Question

Show that units of $\dfrac{1}{{\sqrt {{\varepsilon _0}{\mu _0}} }} = m{s^{ - 1}}$?

Answer 1

Hint: In this question, we will first know the S.I units of each term i.e., permittivity and permeability. Now, by using these S.I units and substituting in the given expression, we will get the required R.H.S. further, we will know the basic definition of each term and we will know the difference between speed and velocity. Also, at last we will see the short trick to prove the given expression easily.

Formula used:
$\dfrac{1}{{\sqrt {{\varepsilon _0}{\mu _0}} }} = m{s^{ - 1}}$

Complete step by step solution:
As we know that ${\varepsilon _0}$ is the permittivity of free space and the S.I unit is given as farad per meter: $F{m^{ - 1}}$

Now, we also know that the unit of farad in S.I units‎ is given a‎s ${s^4}{A^2}{m^{ - 2}}k{g^{ - 1}}$

So, now when we substitute this value in the S.I units of permittivity, we get:
${s^4}{A^2}{m^{ - 3}}k{g^{ - 1}}........(1)$

As we know that${\mu _0}$ is the permeability of free space and the S.I unit is given as farad per meter:$H{m^{ - 1}}$

Now, we also know that the unit of farad in S.I units‎ is given a‎s $kg.{m^2}.{s^{ - 2}}.{A^{ - 2}}$.

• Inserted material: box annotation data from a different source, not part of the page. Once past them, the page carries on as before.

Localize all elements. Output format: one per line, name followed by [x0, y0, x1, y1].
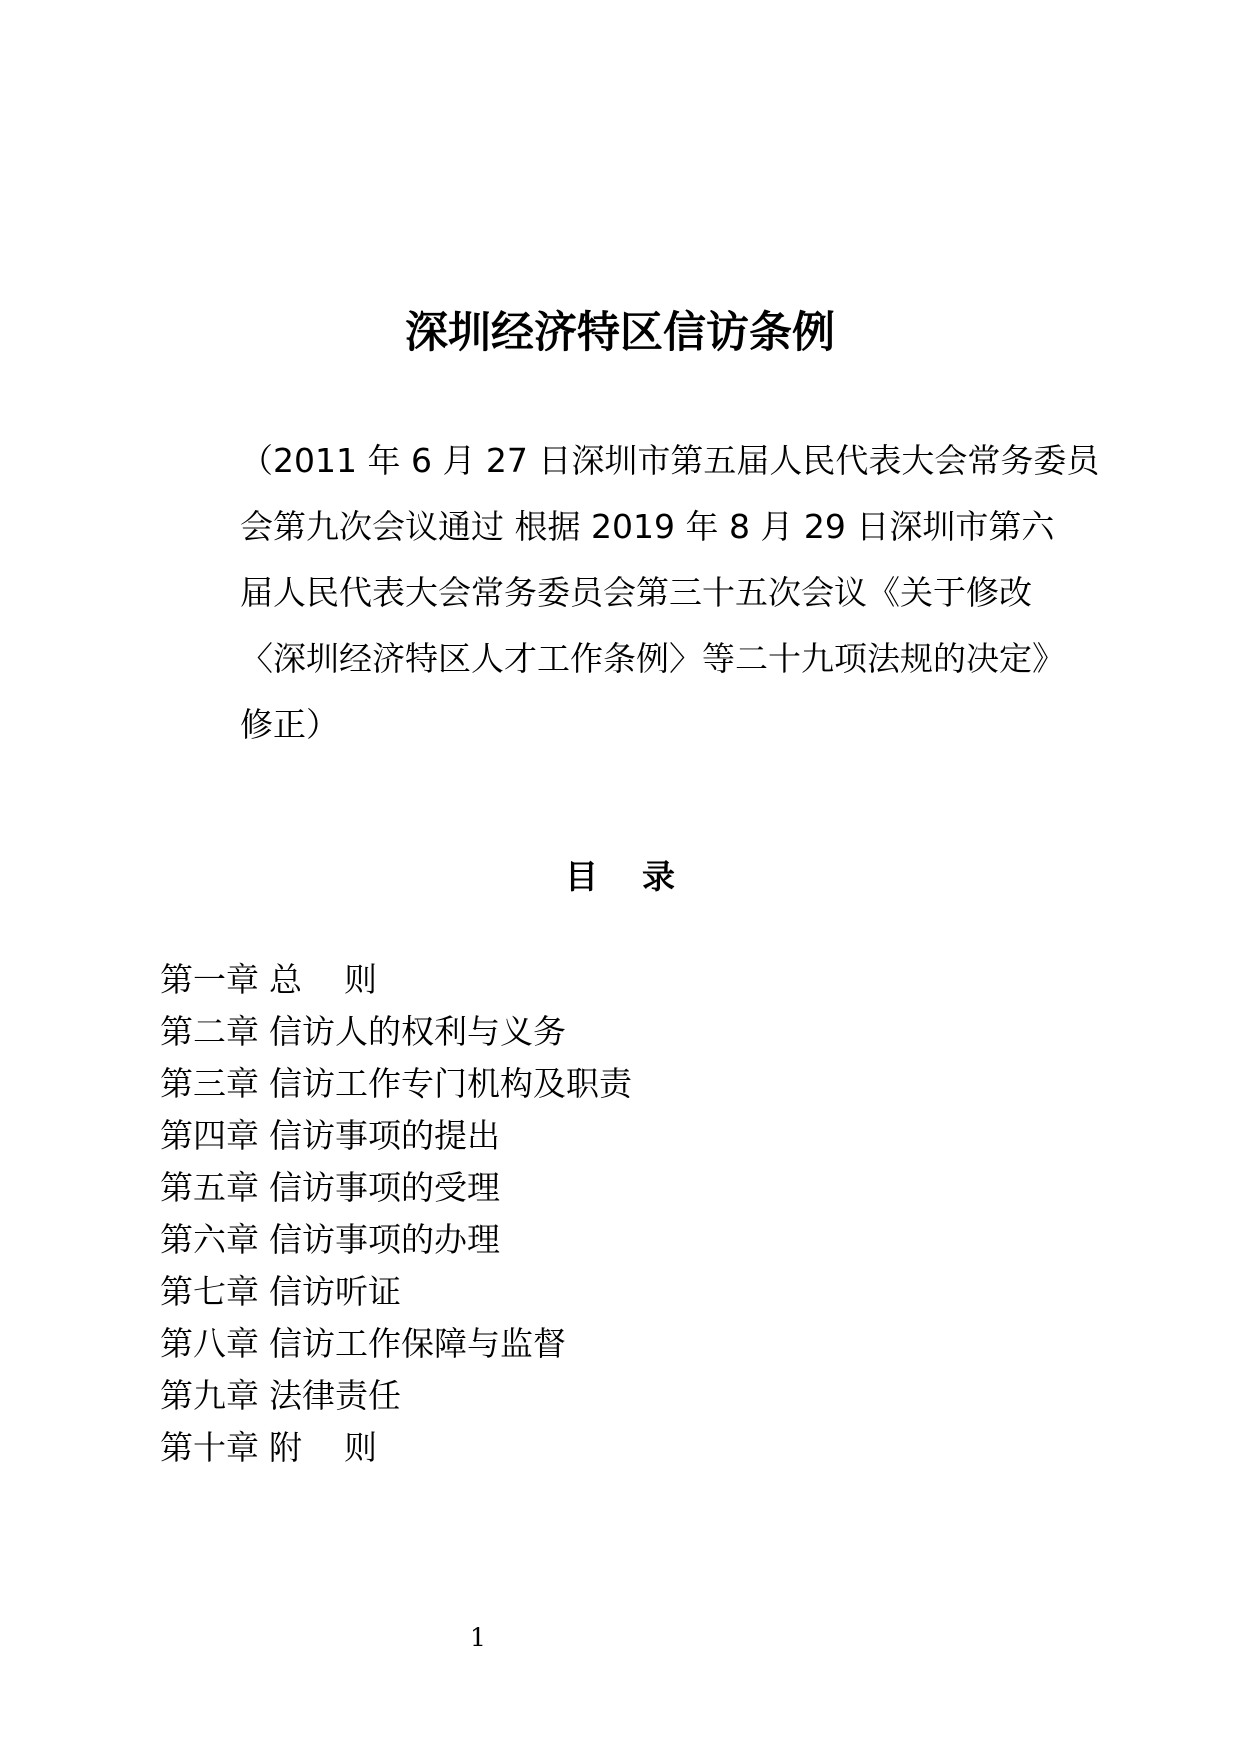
note-line: 〈深圳经济特区人才工作条例〉等二十九项法规的决定》 — [240, 639, 1065, 678]
table-of-contents — [160, 954, 632, 1474]
chapter-number: 第六章 — [160, 1220, 259, 1259]
toc-item — [160, 1318, 632, 1370]
chapter-number: 第三章 — [160, 1064, 259, 1103]
chapter-number: 第一章 — [160, 960, 259, 999]
toc-item — [160, 1370, 632, 1422]
toc-item — [160, 1110, 632, 1162]
amendment-note — [240, 428, 1100, 758]
toc-item — [160, 954, 632, 1006]
toc-item — [160, 1266, 632, 1318]
chapter-number: 第七章 — [160, 1272, 259, 1311]
chapter-number: 第八章 — [160, 1324, 259, 1363]
note-line: （2011 年 6 月 27 日深圳市第五届人民代表大会常务委员 — [240, 441, 1100, 480]
table-of-contents-heading — [0, 855, 1240, 899]
page-number: 1 — [470, 1623, 486, 1652]
toc-heading-right-char: 录 — [642, 857, 675, 896]
note-line: 修正） — [240, 705, 339, 744]
chapter-title: 信访事项的办理 — [269, 1220, 500, 1259]
chapter-title: 总 则 — [269, 960, 377, 999]
chapter-number: 第九章 — [160, 1376, 259, 1415]
chapter-number: 第十章 — [160, 1428, 259, 1467]
toc-item — [160, 1214, 632, 1266]
note-line: 届人民代表大会常务委员会第三十五次会议《关于修改 — [240, 573, 1032, 612]
chapter-title: 信访听证 — [269, 1272, 401, 1311]
chapter-title: 信访事项的受理 — [269, 1168, 500, 1207]
toc-heading-left-char: 目 — [565, 857, 598, 896]
chapter-title: 附 则 — [269, 1428, 377, 1467]
note-line: 会第九次会议通过 根据 2019 年 8 月 29 日深圳市第六 — [240, 507, 1055, 546]
toc-item — [160, 1058, 632, 1110]
chapter-title: 法律责任 — [269, 1376, 401, 1415]
toc-item — [160, 1422, 632, 1474]
document-title: 深圳经济特区信访条例 — [405, 308, 835, 358]
toc-item — [160, 1162, 632, 1214]
toc-item — [160, 1006, 632, 1058]
chapter-title: 信访工作专门机构及职责 — [269, 1064, 632, 1103]
chapter-title: 信访事项的提出 — [269, 1116, 500, 1155]
chapter-title: 信访工作保障与监督 — [269, 1324, 566, 1363]
chapter-number: 第五章 — [160, 1168, 259, 1207]
chapter-number: 第四章 — [160, 1116, 259, 1155]
chapter-title: 信访人的权利与义务 — [269, 1012, 566, 1051]
chapter-number: 第二章 — [160, 1012, 259, 1051]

So, now when we substitute this value in the S.I units of permittivity, we get:
$kg.m.{s^{ - 2}}.{A^{ - 2}}.......(2)$

Now, we will substitute these units in the L.H.S of the given equation:
$\dfrac{1}{{\sqrt {\left( {{s^4}{A^2}{m^{ - 3}}k{g^{ - 1}}} \right)\left( {kg.m.{s^{ - 2}}.{A^{ - 2}}} \right)} }}$
$ \Rightarrow \dfrac{1}{{\sqrt {{m^2}.{s^{ - 2}}} }}$
$\therefore m{s^{ - 1}}$

Therefore, we have proved L.H.S=R.H.S i.e.,$\dfrac{1}{{\sqrt {{\varepsilon _0}{\mu _0}} }} = m{s^{ - 1}}$ , and hence obtained the expression.

Additional information:
As we know that the permittivity can be defined as the measure of the opposition that is offered by any material against the formation of an electric field.
Also, we know that the permeability can be defined as the measure of the extent up to which the magnetic field lines can enter any substance or material.
We already know the basic difference between speed and velocity i.e., speed is given as the measure of how fast an object can travel, whereas velocity gives us the direction of this speed. Also, speed is a scalar quantity which means that it has only magnitude, whereas velocity is a vector quantity which means that it has both magnitude and direction. The S.I unit of both speed and velocity is meter per second (m/sec).

Note:
We can also, solve this question as we know that $\dfrac{1}{{\sqrt {{\varepsilon _0}{\mu _0}} }} = c$, and c is speed of light. Here, we know that the unit of speed is m/s, therefore we can directly answer the question. Also, we should remember that no other speed can be equal or faster than the speed of light.